A cleanroom sleeping environment’s impact on markers of oxidative stress, immune dysregulation, and behavior in children with autism spectrum disorders.
An emerging paradigm suggests children with autism display a unique pattern of environmental, genetic, and epigenetic triggers that make them susceptible to developing dysfunctional heavy metal and chemical detoxification systems.
These abnormalities could be caused by alterations in the methylation, sulfation, and metalloprotein pathways. This study sought to evaluate the physiological and behavioral effects of children with autism sleeping in an International Organization for Standardization Class 5 cleanroom.
Ten children with autism, ages 3-12, slept in a cleanroom for two weeks to evaluate changes in toxin levels, oxidative stress, immune dysregulation, and behavior. Before and after the children slept in the cleanroom, samples of blood and hair and rating scale scores were obtained to assess these changes.
Five children significantly lowered their concentration of oxidized glutathione, a biomarker of oxidative stress.
The younger cohort, age 5 and under, showed significantly greater mean decreases in two markers of immune dysregulation, CD3% and CD4%, than the older cohort.
Changes in serum magnesium, influencing neuronal regulation, correlated negatively while changes in serum iron, affecting oxygenation of tissues, correlated positively with age.
Changes in serum benzene and PCB 28 concentrations showed significant negative correlations with age.
The younger children demonstrated significant improvements on behavioral rating scales compared to the older children.
In a younger pair of identical twins, one twin showed significantly greater improvements in 4 out of 5 markers of oxidative stress, which corresponded with better overall behavioral rating scale scores than the other twin.
Younger children who slept in the cleanroom altered elemental levels, decreased immune dysregulation, and improved behavioral rating scales, suggesting that their detoxification metabolism was briefly enhanced.

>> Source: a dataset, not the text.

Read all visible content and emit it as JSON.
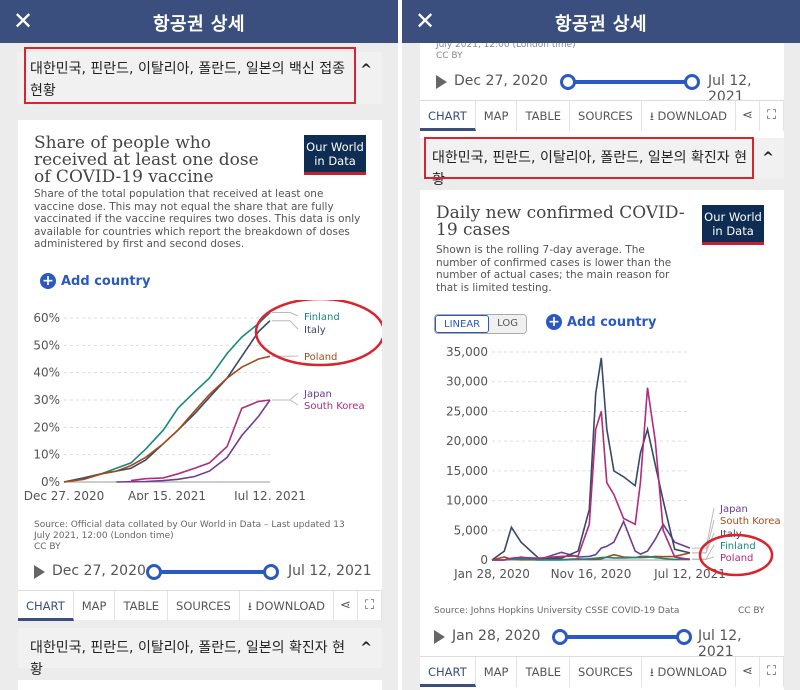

The older children displayed a worsening in behavioral rating scale performance, which may have been caused by the mobilization of toxins from their tissues.
The interpretation of this exploratory study is limited by lack of a control group and small sample size. The changes in physiology and behavior noted suggest that performance of larger, prospective controlled studies of exposure to nighttime or 24 hour cleanroom conditions for longer time periods may be useful for understanding detoxification in children with autism.
Clinical Trial Registration Number NCT02195401 (Obtained July 18, 2014).